En fin, le dije a Prudencio que no creía, porque era la verdad; pero como contra todo mi deseo
soy fácilmente sugestionable y no puedo conservarme impasible como lo pretendo, me
favoreció mucho que él, muy tranquilo, me hallara razón. Recuerdo que agregó despectivamente
que "todos eran cuentos de ignorantes y tonterías"; más importancia que el ritual de la noche
tenía para Prudencio una botella de ginebra casi llena con que le habían convidado. Con ánimo
robusto el hombre estaba dedicado a vaciarla y a cantar coplas.

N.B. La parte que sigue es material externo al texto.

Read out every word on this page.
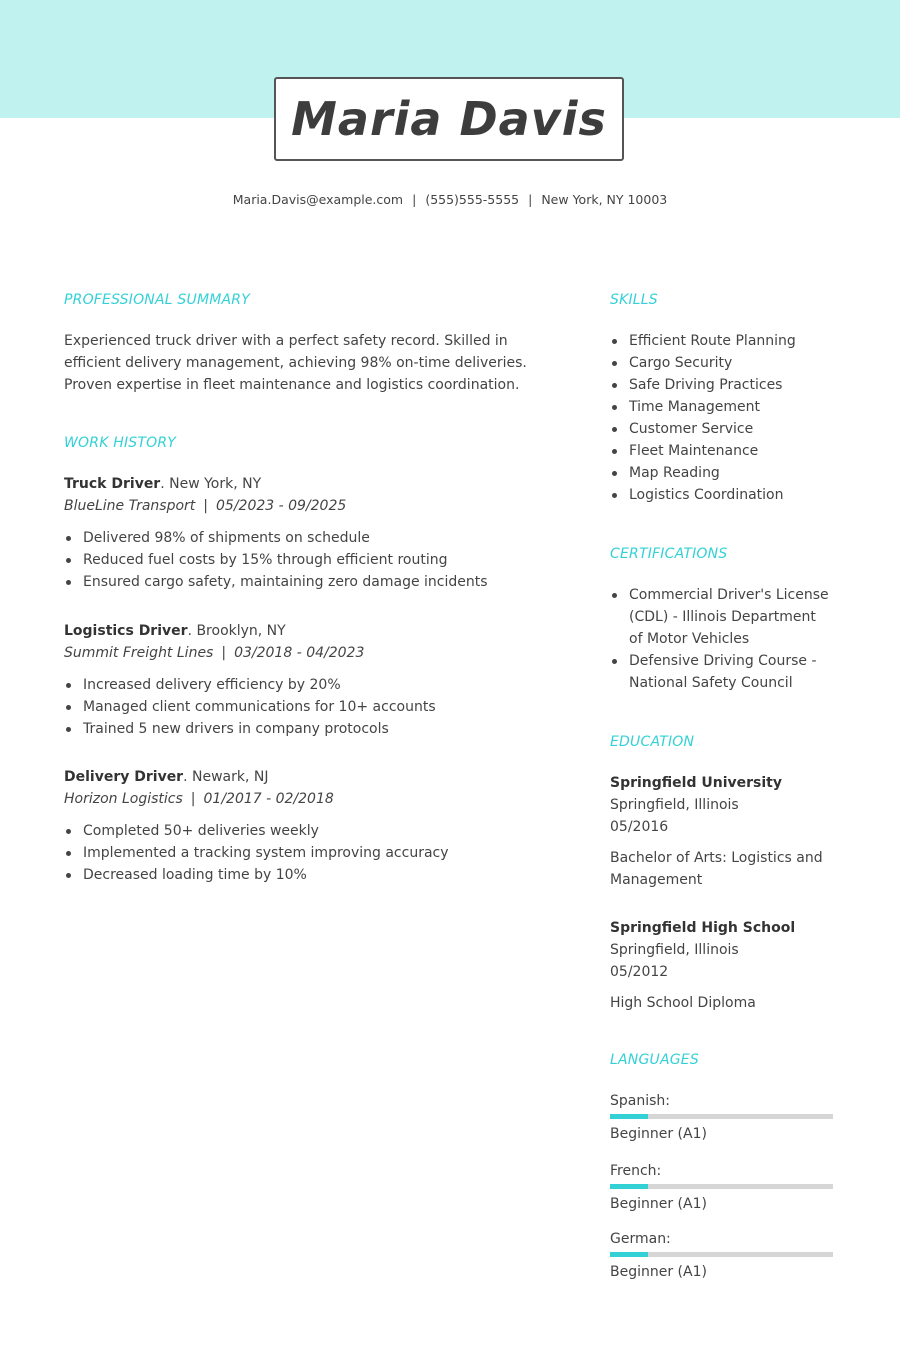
Maria Davis
Maria.Davis@example.com | (555)555-5555 | New York, NY 10003
PROFESSIONAL SUMMARY
Experienced truck driver with a perfect safety record. Skilled in efficient delivery management, achieving 98% on-time deliveries. Proven expertise in fleet maintenance and logistics coordination.
WORK HISTORY
Truck Driver. New York, NY
BlueLine Transport | 05/2023 - 09/2025
Delivered 98% of shipments on schedule
Reduced fuel costs by 15% through efficient routing
Ensured cargo safety, maintaining zero damage incidents
Logistics Driver. Brooklyn, NY
Summit Freight Lines | 03/2018 - 04/2023
Increased delivery efficiency by 20%
Managed client communications for 10+ accounts
Trained 5 new drivers in company protocols
Delivery Driver. Newark, NJ
Horizon Logistics | 01/2017 - 02/2018
Completed 50+ deliveries weekly
Implemented a tracking system improving accuracy
Decreased loading time by 10%
SKILLS
Efficient Route Planning
Cargo Security
Safe Driving Practices
Time Management
Customer Service
Fleet Maintenance
Map Reading
Logistics Coordination
CERTIFICATIONS
Commercial Driver's License (CDL) - Illinois Department of Motor Vehicles
Defensive Driving Course - National Safety Council
EDUCATION
Springfield University
Springfield, Illinois
05/2016
Bachelor of Arts: Logistics and Management
Springfield High School
Springfield, Illinois
05/2012
High School Diploma
LANGUAGES
Spanish:
Beginner (A1)
French:
Beginner (A1)
German:
Beginner (A1)
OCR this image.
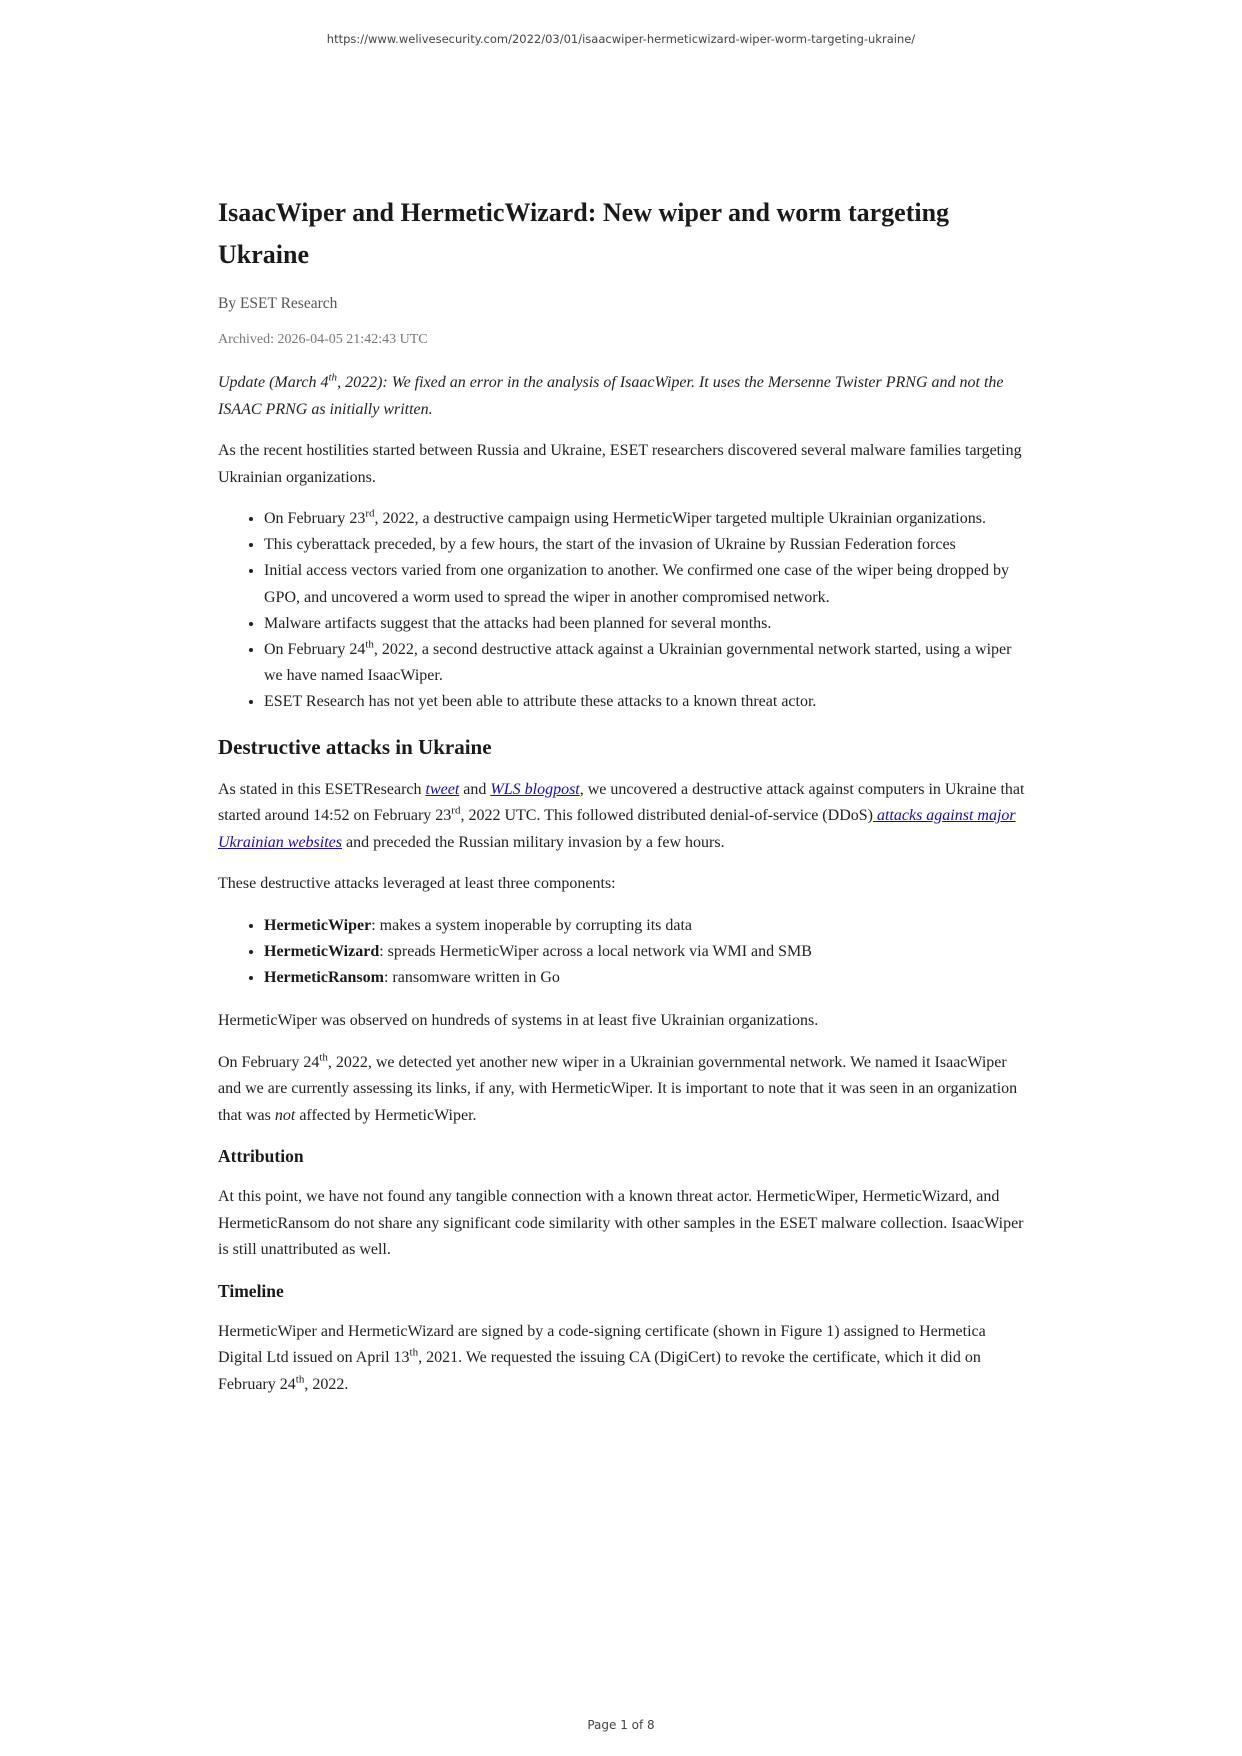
https://www.welivesecurity.com/2022/03/01/isaacwiper-hermeticwizard-wiper-worm-targeting-ukraine/
IsaacWiper and HermeticWizard: New wiper and worm targeting Ukraine
By ESET Research
Archived: 2026-04-05 21:42:43 UTC

Update (March 4th, 2022): We fixed an error in the analysis of IsaacWiper. It uses the Mersenne Twister PRNG and not the ISAAC PRNG as initially written.

As the recent hostilities started between Russia and Ukraine, ESET researchers discovered several malware families targeting Ukrainian organizations.

• On February 23rd, 2022, a destructive campaign using HermeticWiper targeted multiple Ukrainian organizations.
• This cyberattack preceded, by a few hours, the start of the invasion of Ukraine by Russian Federation forces
• Initial access vectors varied from one organization to another. We confirmed one case of the wiper being dropped by GPO, and uncovered a worm used to spread the wiper in another compromised network.
• Malware artifacts suggest that the attacks had been planned for several months.
• On February 24th, 2022, a second destructive attack against a Ukrainian governmental network started, using a wiper we have named IsaacWiper.
• ESET Research has not yet been able to attribute these attacks to a known threat actor.
Destructive attacks in Ukraine

As stated in this ESETResearch tweet and WLS blogpost, we uncovered a destructive attack against computers in Ukraine that started around 14:52 on February 23rd, 2022 UTC. This followed distributed denial-of-service (DDoS) attacks against major Ukrainian websites and preceded the Russian military invasion by a few hours.

These destructive attacks leveraged at least three components:

• HermeticWiper: makes a system inoperable by corrupting its data
• HermeticWizard: spreads HermeticWiper across a local network via WMI and SMB
• HermeticRansom: ransomware written in Go

HermeticWiper was observed on hundreds of systems in at least five Ukrainian organizations.

On February 24th, 2022, we detected yet another new wiper in a Ukrainian governmental network. We named it IsaacWiper and we are currently assessing its links, if any, with HermeticWiper. It is important to note that it was seen in an organization that was not affected by HermeticWiper.

Attribution

At this point, we have not found any tangible connection with a known threat actor. HermeticWiper, HermeticWizard, and HermeticRansom do not share any significant code similarity with other samples in the ESET malware collection. IsaacWiper is still unattributed as well.

Timeline

HermeticWiper and HermeticWizard are signed by a code-signing certificate (shown in Figure 1) assigned to Hermetica Digital Ltd issued on April 13th, 2021. We requested the issuing CA (DigiCert) to revoke the certificate, which it did on February 24th, 2022.

Page 1 of 8
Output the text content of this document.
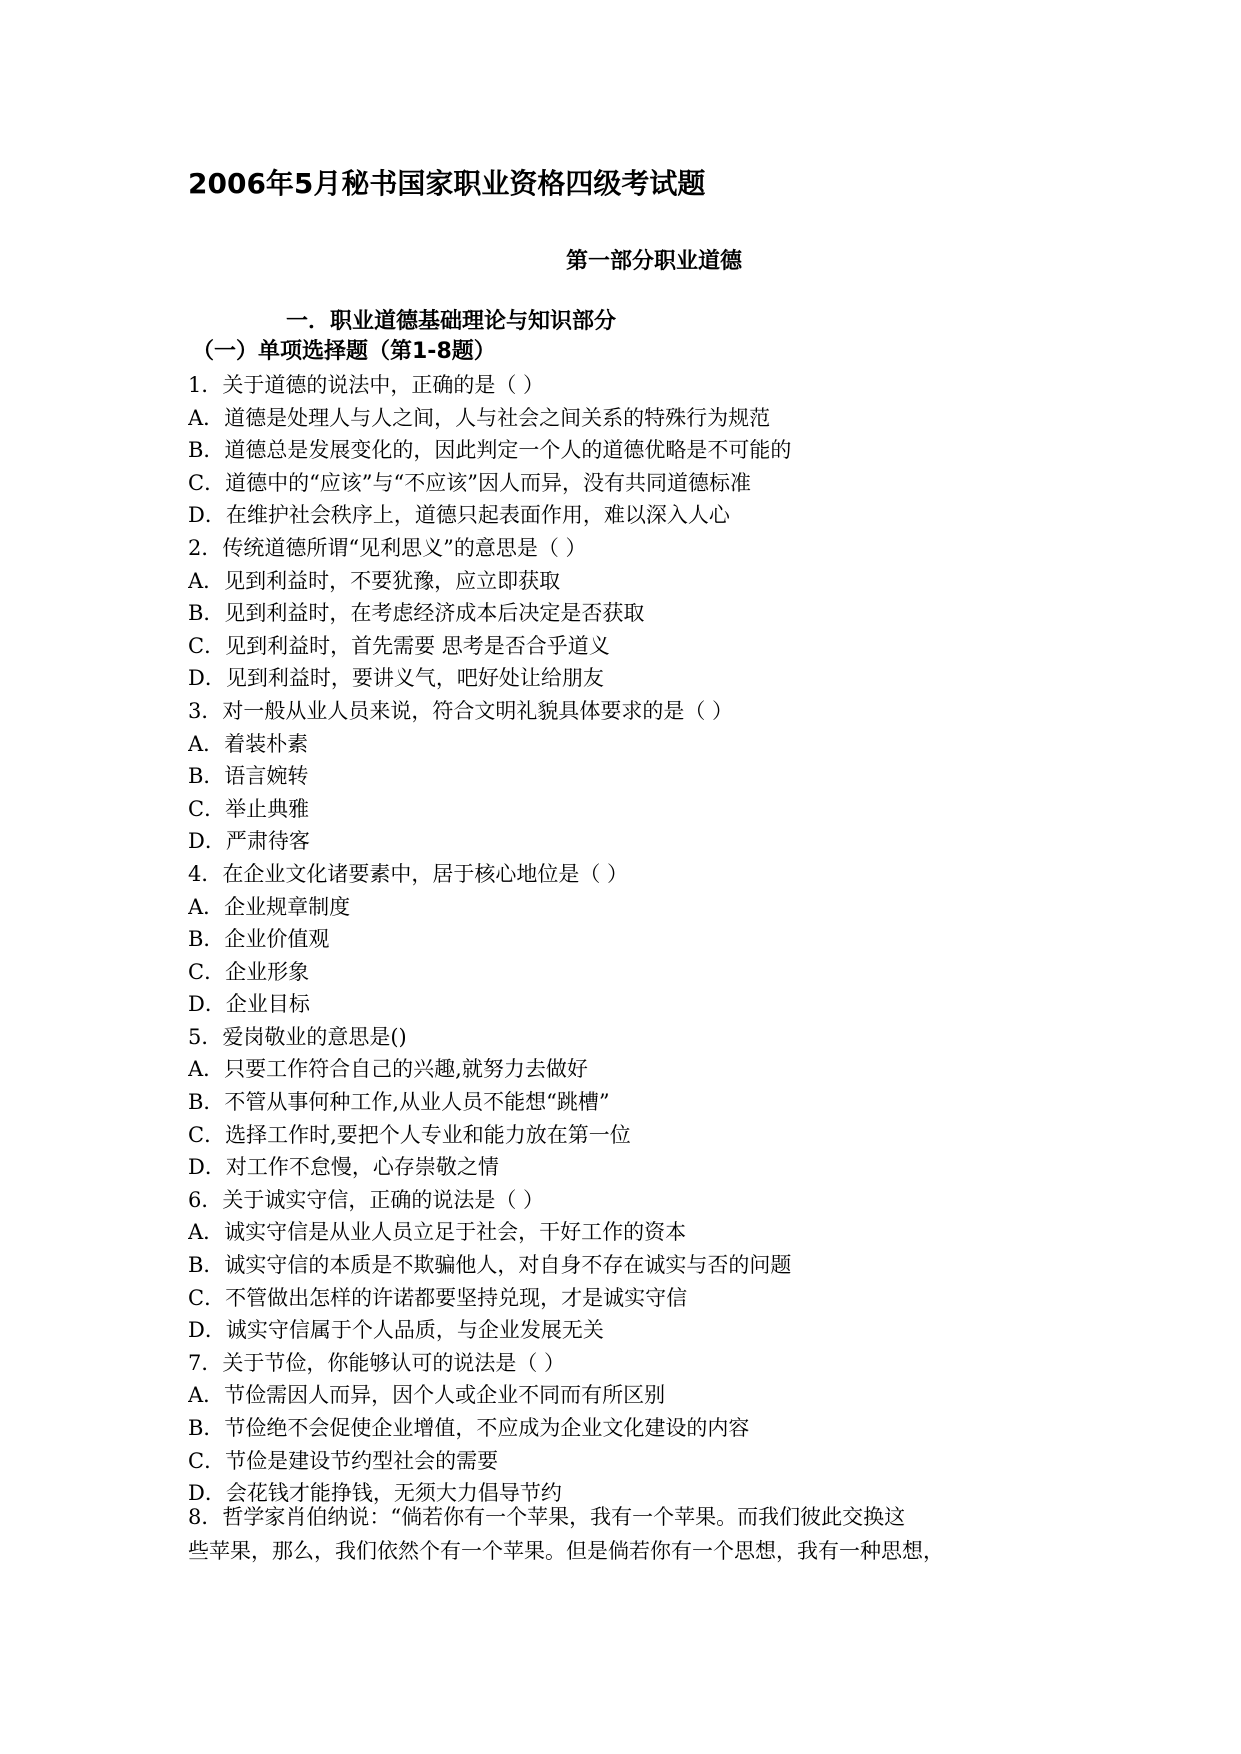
2006年5月秘书国家职业资格四级考试题
第一部分职业道德
一．职业道德基础理论与知识部分
（一）单项选择题（第1-8题）
1．关于道德的说法中，正确的是（ ）
A．道德是处理人与人之间，人与社会之间关系的特殊行为规范
B．道德总是发展变化的，因此判定一个人的道德优略是不可能的
C．道德中的“应该”与“不应该”因人而异，没有共同道德标准
D．在维护社会秩序上，道德只起表面作用，难以深入人心
2．传统道德所谓“见利思义”的意思是（ ）
A．见到利益时，不要犹豫，应立即获取
B．见到利益时，在考虑经济成本后决定是否获取
C．见到利益时，首先需要 思考是否合乎道义
D．见到利益时，要讲义气，吧好处让给朋友
3．对一般从业人员来说，符合文明礼貌具体要求的是（ ）
A．着装朴素
B．语言婉转
C．举止典雅
D．严肃待客
4．在企业文化诸要素中，居于核心地位是（ ）
A．企业规章制度
B．企业价值观
C．企业形象
D．企业目标
5．爱岗敬业的意思是()
A．只要工作符合自己的兴趣,就努力去做好
B．不管从事何种工作,从业人员不能想“跳槽”
C．选择工作时,要把个人专业和能力放在第一位
D．对工作不怠慢，心存崇敬之情
6．关于诚实守信，正确的说法是（ ）
A．诚实守信是从业人员立足于社会，干好工作的资本
B．诚实守信的本质是不欺骗他人，对自身不存在诚实与否的问题
C．不管做出怎样的许诺都要坚持兑现，才是诚实守信
D．诚实守信属于个人品质，与企业发展无关
7．关于节俭，你能够认可的说法是（ ）
A．节俭需因人而异，因个人或企业不同而有所区别
B．节俭绝不会促使企业增值，不应成为企业文化建设的内容
C．节俭是建设节约型社会的需要
D．会花钱才能挣钱，无须大力倡导节约

8．哲学家肖伯纳说：“倘若你有一个苹果，我有一个苹果。而我们彼此交换这

些苹果，那么，我们依然个有一个苹果。但是倘若你有一个思想，我有一种思想，
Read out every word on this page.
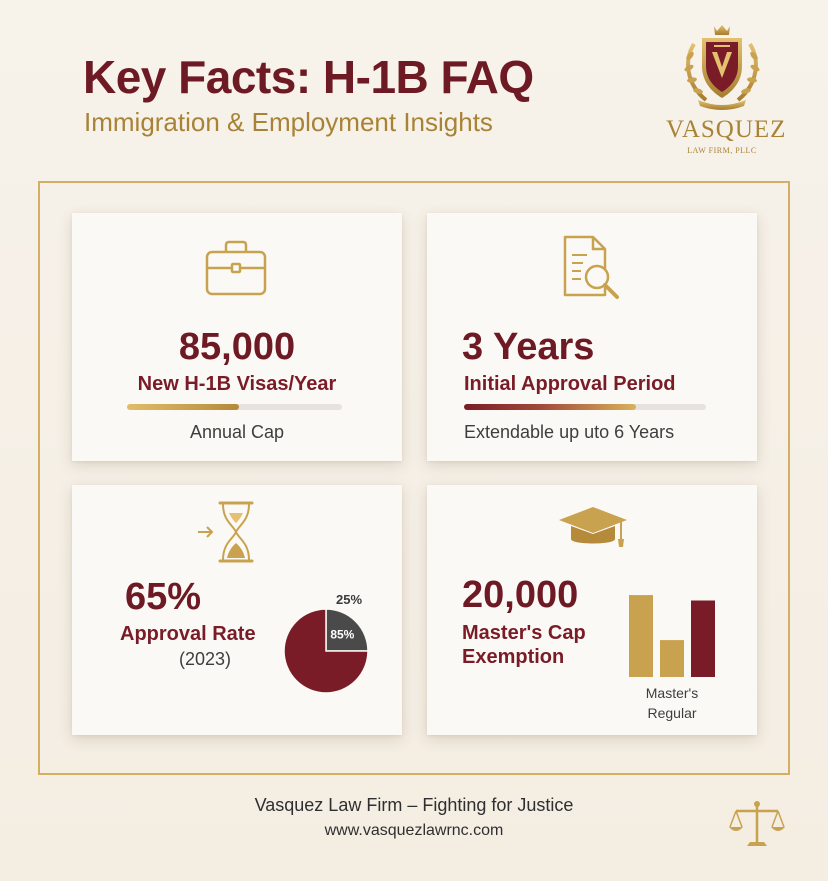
Key Facts: H-1B FAQ
Immigration & Employment Insights	VASQUEZ
LAW FIRM, PLLC
85,000
New H-1B Visas/Year
Annual Cap
3 Years
Initial Approval Period
Extendable up uto 6 Years
65%
Approval Rate
(2023)
85%
25%	20,000
Master's Cap
Exemption
Master's
Regular
Vasquez Law Firm – Fighting for Justice
www.vasquezlawrnc.com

Le repetí que nos apuráramos a fin de llegar a la hora debida a lo de Marciano. Buscando otras
explicaciones para mi excitación (otras, además de la oscuridad, del viento y de los batidos
trapos negros que no se alejaban de mi memoria) recordé cuánto me impresionan y dominan
los estados de ánimo colectivos... "Todos creen aquí, pensaba yo, y con secreta debilidad
agregaba:..."pero tenemos razón nosotros, nosotros estamos en la verdad, aunque nos sintamos
borrachos".

A pesar de que las linternas también me impresionan, por nada del mundo hubiera apagado la
mía. De rato en rato iluminaba a Prudencio, y él, siempre sonriente, aprovechaba para ver
cuánto quedaba de ginebra en su botella. Estábamos llegando a Pueblo Nuevo, cuando se detuvo
para hacer aguas (orinar). Al reanudar la marcha comenzó a cantar con aire de baguala: "Si
solterito me viera / no me volviera a casar / por lástima de mis ojos / no los hiciera llorar..."
Podía haber alguna intención en sus versos - yo acababa de separarme de mi mujer - y lo hice
callar. "En noche como ésta no me gustan coplas, ni cantos", le dije, "quiero cumplir y nada más.
Vamos, ligero"

Es extraordinario. Ahora pienso que con mis urgencias sólo conseguía hacerlo sonreír.

Cuando nos alcanzó la luna me alegré mucho. En la Quebrada ella es la gran riqueza del cielo y
de la tierra, y su presencia me tranquilizó. Casi con alegría, tomé la huella del camino, seguido
por Prudencio y su botella.

Fue cerca de la curva de Don Cosme Cruz, donde sentimos un galope. Ibamos caminando - y a la
vez - escuchando con atención. "Vienen de arriba", dijo Prudencio. "Si", le contesté: "deben de
estar más allá de la casa de Guillo Padilla" (aclaro que aquí, "arriba" es el norte y "abajo" es el
sur; pura verdad topográfica, nada más). "Son muchos", agregué, "más de veinte...¿no?" Mi
compañero se detuvo para escuchar mejor y responder a mi pregunta. "Vienen del lado del
cementerio", afirmó, "pero más parece una tropilla que se hubiera asustado...porque es un
galope 'amontonado' y loco".

No pude menos que admirarlo, era una observación formidable. "Tenés razón", le repliqué,
"tenés razón. Es una tropilla asustada; doblando el camino, la toparemos".
Pero al doblar hacia lo de Guillo vimos las huellas del callejón blancas y solitarias...y trepidantes.
El galope se acercaba frenético y clarísimo, pavoroso.

No había calle ni senda transversal; entró a dominarme el miedo y miré a Prudencio como para
que me salvara. El, a mi lado pestañeaba rápidamente, nervioso. El galope estaba muy cerca ya, y
era como el de un malón. Entonces, para mí, que Prudencio se enloqueció. Arrojó la botella hacia
delante, con energía espantosa, como contra alguien. "Cuidado", gritó y me dio un empujón
hacia la cuneta. Yo rodé entre los yuyos mientras el galope me envolvía en ruido. No vi a nadie.
No vi nada. Cuando pasó, busqué a Prudencio...lo encontré como a quince metros atrás de mí,
mutilado y pisoteado, todavía caliente, húmedo, vaporoso de sangre y tierra.